Речь шла, ни больше, ни меньше, как о театральной труппе. В ее состав
входили, главным образом, девочки возраста Пхаедрии. Они намеревались все
лето давать спектакли в парке. Поскольку, как я уже говорил, в труппу
входили преимущественно девушки, наше участие было как нельзя кстати.
Прошло немного времени, и мы с братом были втянуты в эту историю.
Пьеса была написана избранным среди актеров комитетом, темой служила
утрата политической власти французскими колонистами. Пхаедрия, которая во
время спектакля была еще в гипсе, получила роль калеки - дочки
французского губернатора. Дэвид играл роль ее любовника, галантного
капитана кавалерии, а я самого губернатора.
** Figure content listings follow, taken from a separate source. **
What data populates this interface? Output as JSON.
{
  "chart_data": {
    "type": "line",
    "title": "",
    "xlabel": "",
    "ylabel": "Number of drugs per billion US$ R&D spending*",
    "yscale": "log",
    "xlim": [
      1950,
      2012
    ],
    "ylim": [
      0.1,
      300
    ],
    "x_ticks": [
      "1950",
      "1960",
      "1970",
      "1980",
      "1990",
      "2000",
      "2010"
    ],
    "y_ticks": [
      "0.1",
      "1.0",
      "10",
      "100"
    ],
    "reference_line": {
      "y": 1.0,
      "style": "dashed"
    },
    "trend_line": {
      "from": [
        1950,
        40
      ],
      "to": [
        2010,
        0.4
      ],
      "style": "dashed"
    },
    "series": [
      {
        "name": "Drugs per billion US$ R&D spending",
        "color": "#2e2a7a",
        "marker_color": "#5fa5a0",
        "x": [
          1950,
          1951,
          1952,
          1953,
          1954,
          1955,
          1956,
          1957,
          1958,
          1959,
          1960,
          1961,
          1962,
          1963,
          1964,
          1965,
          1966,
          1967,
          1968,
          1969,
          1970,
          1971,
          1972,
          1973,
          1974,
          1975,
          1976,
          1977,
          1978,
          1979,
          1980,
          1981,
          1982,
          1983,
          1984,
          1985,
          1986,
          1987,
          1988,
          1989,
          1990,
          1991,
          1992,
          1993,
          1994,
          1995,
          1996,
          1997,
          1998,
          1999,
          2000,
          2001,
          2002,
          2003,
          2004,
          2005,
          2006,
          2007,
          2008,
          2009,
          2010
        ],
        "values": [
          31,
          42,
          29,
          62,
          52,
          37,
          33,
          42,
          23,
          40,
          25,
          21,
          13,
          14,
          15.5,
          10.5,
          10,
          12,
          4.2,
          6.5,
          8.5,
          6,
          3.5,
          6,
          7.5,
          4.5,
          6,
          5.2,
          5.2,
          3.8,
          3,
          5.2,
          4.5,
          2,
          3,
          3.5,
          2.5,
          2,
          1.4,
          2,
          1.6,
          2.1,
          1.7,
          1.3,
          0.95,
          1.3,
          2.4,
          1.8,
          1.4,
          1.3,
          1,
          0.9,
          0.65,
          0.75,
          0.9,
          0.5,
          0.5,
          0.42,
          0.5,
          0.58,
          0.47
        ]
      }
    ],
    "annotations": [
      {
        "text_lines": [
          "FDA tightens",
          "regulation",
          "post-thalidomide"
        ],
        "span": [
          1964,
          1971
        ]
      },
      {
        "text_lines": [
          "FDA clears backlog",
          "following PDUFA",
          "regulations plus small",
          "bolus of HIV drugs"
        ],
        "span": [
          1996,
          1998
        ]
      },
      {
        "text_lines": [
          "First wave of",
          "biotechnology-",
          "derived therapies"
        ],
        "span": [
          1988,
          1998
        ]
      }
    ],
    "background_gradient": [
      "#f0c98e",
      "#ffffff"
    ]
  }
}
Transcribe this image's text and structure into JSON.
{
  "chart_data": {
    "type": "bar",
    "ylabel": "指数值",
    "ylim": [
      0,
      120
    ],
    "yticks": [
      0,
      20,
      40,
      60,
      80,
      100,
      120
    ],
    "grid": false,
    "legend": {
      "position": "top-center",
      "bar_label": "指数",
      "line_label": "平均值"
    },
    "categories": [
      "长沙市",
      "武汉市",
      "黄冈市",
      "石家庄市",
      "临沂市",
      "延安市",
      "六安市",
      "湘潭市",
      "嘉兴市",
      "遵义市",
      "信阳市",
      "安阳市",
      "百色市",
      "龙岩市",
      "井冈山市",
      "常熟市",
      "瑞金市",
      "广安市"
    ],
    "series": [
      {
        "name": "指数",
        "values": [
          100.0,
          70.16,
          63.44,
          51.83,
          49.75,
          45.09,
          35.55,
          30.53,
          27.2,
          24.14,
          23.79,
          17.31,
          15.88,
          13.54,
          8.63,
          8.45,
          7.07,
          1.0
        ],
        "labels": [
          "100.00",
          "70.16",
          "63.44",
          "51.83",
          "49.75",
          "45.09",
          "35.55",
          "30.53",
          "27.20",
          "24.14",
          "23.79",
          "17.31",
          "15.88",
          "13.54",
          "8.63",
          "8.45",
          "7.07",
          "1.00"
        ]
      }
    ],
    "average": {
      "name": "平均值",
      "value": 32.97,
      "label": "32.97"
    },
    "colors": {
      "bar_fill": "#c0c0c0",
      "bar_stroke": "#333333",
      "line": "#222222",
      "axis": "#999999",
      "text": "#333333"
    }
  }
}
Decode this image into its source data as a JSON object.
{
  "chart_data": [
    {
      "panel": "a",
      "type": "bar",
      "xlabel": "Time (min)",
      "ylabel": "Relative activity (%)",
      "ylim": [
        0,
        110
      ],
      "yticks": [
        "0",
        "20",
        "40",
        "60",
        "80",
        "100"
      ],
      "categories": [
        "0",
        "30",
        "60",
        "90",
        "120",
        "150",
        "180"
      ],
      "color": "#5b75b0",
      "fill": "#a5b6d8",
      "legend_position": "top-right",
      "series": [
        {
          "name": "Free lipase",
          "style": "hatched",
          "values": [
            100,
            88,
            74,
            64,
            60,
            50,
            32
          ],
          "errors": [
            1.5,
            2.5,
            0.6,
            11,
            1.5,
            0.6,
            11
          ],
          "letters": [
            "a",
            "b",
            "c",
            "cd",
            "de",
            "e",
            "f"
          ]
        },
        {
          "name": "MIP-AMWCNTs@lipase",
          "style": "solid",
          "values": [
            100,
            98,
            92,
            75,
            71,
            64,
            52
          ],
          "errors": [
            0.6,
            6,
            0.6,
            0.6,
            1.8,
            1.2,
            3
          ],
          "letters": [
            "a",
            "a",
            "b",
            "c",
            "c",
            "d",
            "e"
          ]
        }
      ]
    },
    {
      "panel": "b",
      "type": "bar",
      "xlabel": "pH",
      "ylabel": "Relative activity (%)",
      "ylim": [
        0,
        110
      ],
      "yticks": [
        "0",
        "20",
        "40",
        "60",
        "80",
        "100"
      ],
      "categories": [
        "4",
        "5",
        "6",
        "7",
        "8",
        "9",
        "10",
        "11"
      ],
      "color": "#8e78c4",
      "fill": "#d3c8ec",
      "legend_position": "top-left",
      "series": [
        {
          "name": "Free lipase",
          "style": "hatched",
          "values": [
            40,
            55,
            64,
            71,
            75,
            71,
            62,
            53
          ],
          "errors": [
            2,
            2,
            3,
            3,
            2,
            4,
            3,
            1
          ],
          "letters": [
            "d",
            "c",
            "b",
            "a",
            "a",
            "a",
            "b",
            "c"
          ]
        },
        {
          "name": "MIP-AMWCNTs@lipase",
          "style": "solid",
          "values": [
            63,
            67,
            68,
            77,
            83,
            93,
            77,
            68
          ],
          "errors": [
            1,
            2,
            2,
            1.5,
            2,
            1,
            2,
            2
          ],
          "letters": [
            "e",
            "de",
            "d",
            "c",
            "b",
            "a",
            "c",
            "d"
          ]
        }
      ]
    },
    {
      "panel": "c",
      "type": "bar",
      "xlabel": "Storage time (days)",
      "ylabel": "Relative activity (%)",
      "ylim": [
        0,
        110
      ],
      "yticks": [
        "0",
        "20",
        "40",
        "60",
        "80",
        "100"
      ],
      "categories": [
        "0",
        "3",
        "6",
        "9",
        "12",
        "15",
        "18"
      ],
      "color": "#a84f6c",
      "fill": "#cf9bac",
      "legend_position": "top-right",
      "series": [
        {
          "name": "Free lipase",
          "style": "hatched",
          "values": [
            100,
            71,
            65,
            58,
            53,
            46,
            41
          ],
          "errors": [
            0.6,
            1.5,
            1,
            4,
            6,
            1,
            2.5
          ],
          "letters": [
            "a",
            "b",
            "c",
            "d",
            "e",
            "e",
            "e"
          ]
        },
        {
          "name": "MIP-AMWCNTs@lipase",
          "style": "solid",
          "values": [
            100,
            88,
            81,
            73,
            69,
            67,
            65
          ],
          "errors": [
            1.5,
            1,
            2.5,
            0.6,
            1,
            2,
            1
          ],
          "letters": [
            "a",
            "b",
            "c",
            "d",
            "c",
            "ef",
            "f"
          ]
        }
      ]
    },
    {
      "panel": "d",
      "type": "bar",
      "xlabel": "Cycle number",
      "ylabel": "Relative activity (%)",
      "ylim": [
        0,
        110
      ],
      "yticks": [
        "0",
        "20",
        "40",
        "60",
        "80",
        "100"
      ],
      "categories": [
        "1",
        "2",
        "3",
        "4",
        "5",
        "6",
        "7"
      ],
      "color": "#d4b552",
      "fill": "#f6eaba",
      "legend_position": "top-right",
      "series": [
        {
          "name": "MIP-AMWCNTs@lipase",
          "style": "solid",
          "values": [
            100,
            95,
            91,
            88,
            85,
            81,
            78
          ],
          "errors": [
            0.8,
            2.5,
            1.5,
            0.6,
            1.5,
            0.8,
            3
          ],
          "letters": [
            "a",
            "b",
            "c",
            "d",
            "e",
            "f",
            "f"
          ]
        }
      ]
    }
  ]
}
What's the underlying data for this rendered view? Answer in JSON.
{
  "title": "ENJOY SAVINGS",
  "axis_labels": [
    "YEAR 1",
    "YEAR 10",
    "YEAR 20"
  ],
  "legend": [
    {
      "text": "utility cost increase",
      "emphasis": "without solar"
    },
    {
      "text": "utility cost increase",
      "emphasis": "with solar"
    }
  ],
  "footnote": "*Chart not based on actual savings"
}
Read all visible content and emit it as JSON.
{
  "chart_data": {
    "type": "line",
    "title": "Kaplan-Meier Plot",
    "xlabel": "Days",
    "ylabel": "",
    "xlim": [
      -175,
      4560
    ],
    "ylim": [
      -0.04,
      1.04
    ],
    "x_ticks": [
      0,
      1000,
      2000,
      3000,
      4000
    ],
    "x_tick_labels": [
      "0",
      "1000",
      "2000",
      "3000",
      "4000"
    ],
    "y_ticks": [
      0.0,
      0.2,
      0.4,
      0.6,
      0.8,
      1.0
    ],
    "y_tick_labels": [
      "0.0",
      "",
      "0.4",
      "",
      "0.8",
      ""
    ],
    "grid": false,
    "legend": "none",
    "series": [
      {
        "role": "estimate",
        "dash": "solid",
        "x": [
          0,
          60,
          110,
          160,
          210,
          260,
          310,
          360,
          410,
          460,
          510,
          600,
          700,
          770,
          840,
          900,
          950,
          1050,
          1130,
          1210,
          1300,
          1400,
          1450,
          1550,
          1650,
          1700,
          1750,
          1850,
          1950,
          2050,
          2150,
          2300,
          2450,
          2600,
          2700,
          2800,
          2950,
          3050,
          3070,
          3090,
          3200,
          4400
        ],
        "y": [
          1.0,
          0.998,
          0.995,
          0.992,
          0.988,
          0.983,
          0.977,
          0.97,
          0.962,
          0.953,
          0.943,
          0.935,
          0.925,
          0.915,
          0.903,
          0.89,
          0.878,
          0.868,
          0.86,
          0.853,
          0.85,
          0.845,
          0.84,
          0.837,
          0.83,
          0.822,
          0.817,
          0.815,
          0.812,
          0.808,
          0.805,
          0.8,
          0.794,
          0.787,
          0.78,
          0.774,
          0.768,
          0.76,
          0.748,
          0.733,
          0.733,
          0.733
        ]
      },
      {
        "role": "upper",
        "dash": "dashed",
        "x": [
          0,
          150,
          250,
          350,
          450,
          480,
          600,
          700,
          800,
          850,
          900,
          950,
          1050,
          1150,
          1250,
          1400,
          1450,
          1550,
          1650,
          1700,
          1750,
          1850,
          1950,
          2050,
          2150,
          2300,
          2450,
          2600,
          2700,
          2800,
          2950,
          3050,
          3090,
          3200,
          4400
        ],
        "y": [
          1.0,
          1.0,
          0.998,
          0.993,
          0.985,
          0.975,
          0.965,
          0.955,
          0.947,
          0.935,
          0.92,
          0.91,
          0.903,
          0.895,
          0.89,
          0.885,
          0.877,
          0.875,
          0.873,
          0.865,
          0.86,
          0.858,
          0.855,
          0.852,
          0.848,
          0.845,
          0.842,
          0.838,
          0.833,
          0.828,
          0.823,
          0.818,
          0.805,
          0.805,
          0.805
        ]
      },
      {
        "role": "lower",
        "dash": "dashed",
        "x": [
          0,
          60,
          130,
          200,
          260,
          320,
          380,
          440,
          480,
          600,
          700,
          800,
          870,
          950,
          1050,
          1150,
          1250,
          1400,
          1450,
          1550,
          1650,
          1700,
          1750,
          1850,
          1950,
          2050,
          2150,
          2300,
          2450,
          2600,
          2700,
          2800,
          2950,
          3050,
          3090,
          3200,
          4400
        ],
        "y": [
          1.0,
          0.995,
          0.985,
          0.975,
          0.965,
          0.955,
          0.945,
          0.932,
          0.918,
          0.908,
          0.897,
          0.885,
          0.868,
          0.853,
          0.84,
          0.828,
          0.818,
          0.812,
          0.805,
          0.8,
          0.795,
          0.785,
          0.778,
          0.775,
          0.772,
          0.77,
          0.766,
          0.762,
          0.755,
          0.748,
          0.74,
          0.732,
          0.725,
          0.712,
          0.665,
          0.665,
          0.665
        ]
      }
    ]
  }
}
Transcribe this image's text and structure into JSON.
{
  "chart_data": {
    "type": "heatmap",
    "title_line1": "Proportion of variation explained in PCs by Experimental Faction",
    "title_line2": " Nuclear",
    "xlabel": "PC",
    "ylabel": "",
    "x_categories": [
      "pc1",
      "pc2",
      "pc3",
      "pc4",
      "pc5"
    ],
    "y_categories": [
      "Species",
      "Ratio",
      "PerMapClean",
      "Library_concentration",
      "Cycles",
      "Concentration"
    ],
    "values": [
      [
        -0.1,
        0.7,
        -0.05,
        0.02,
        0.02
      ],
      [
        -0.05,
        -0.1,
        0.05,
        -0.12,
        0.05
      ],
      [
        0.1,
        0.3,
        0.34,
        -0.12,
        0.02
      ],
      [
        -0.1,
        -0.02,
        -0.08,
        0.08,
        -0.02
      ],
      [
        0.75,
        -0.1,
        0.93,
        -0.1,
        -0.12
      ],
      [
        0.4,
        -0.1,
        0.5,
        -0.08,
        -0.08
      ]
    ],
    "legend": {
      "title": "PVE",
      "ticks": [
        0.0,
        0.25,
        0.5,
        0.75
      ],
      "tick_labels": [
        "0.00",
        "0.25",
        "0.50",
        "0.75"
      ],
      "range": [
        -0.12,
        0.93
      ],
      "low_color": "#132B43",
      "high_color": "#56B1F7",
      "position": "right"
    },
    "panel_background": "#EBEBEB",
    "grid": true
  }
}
Я согласился на эту роль с
охотой, поскольку она была лучше роли Дэвида, а кроме того, давала
возможность оказывать Пхаедрии отцовское внимание.
Представление, которое было в начале июня, я помню хорошо по двум
причинам.
Тетка, которую я не видел с тех пор, как она захлопнула дверь за
доктором Маршхом, сообщила мне в последнюю минуту, что хотела бы
присутствовать на спектакле. Кроме того, мы, актеры, так опасались пустоты
в зале, что я попросил отца прислать шесть девушек. Я очень удивился,
когда он согласился.
Думаю, он сделал это ради рекламы. Он только предупредил, что если
вышлет за ними гонца, что они нужны в доме, я должен буду немедленно
вернуть их, даже если спектакль только начнется.
Поскольку я должен был прийти, по крайней мере, за час до начала,
чтобы войти в роль, после полудня я зашел к тетке. Она сама открыла дверь
и тотчас же попросила помочь служанке, которая стаскивала что-то тяжелое с
верхней полки шкафа.
Это оказалось складной инвалидной коляской, которую мы разложили в
соответствии с указаниями тетки. Когда дело было закончено, она сказала:
- А теперь помогите мне.
Она оперлась на наши плечи и села в коляску. Черная юбка покоилась на
подставке для ног, точно палатка.
Из-под нее выглядывали ноги, которые в кости были не толще моих рук.
Ниже бедер выдавалось что-то странное, немного напоминающее седло. Когда
она заметила, как я присматриваюсь к ней, то пробурчала:
- Это мне не понадобится. Приподними меня немного. Встань сзади и
подними за подмышки.
Я сделал так, как она велела, а служанка бесцеремонно залезла ей под
юбку и вытащила оттуда небольшой, обтянутый кожей предмет, на котором
тетка сидела.
- Едем? - спросила тетка. - А то опоздаем.
Я выкатил коляску в коридор. Служанка придержала дверь. Открытие
того, что тетя теряла теряла способность передвигаться физически и могла
делать это лишь при помощи механизмов, наполнило меня беспокойством еще
большим, чем то, которое я ощущал, когда не знал об этом.